Strategies to shorten tuberculosis treatment

Mycobacteria grown in standard culture media examined by scanning electron microscopy. Provided by Jeff Chen (VIDO-InterVac) and Eiko Kawamura (WCVM)

Project Team: Neeraj Dhar (PI), Kim Chiok (PDF), Shaun Wachter (PDF), Nuraina Dahlan (PDF), Shiming Lin, Neil Rawlyk

Members of the Mycobacterium tuberculosis-complex (e.g., M. bovisM. tuberculosis) cause tuberculosis (TB)—a highly infectious disease that primarily affects the lungs in a variety of mammals including humans. While TB is curable it requires treatment with multiple antibiotics over a long period of time. This often leads to noncompliance leading to treatment failure and development of drug resistance. Drug-resistant TB is spreading worldwide, is extremely expensive to treat and threatens our efforts in controlling this disease.

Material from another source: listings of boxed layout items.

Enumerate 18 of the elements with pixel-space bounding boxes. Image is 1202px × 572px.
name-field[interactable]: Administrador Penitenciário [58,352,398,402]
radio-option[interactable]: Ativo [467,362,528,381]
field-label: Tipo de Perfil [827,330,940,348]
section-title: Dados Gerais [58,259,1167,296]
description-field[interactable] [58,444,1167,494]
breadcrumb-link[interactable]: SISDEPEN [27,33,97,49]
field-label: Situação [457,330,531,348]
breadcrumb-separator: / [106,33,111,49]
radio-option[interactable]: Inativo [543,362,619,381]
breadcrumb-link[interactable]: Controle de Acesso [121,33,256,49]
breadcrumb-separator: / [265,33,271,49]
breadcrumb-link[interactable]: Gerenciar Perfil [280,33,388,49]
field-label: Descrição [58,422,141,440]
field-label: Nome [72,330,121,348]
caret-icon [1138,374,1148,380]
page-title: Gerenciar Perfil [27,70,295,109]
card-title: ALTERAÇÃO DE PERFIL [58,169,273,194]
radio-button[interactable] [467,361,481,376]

The lengthy regimen needed to treat TB is necessitated due to the ability of the bacteria to escape killing by antibiotics by forming “persistent” subpopulations. Our team is developing approaches to study and characterize these subpopulations of TB bacteria to identify molecules that could specifically target them. We believe that targeting these persisting bacteria will shorten the time required for treatment, making treatment easier and more accessible for TB patients.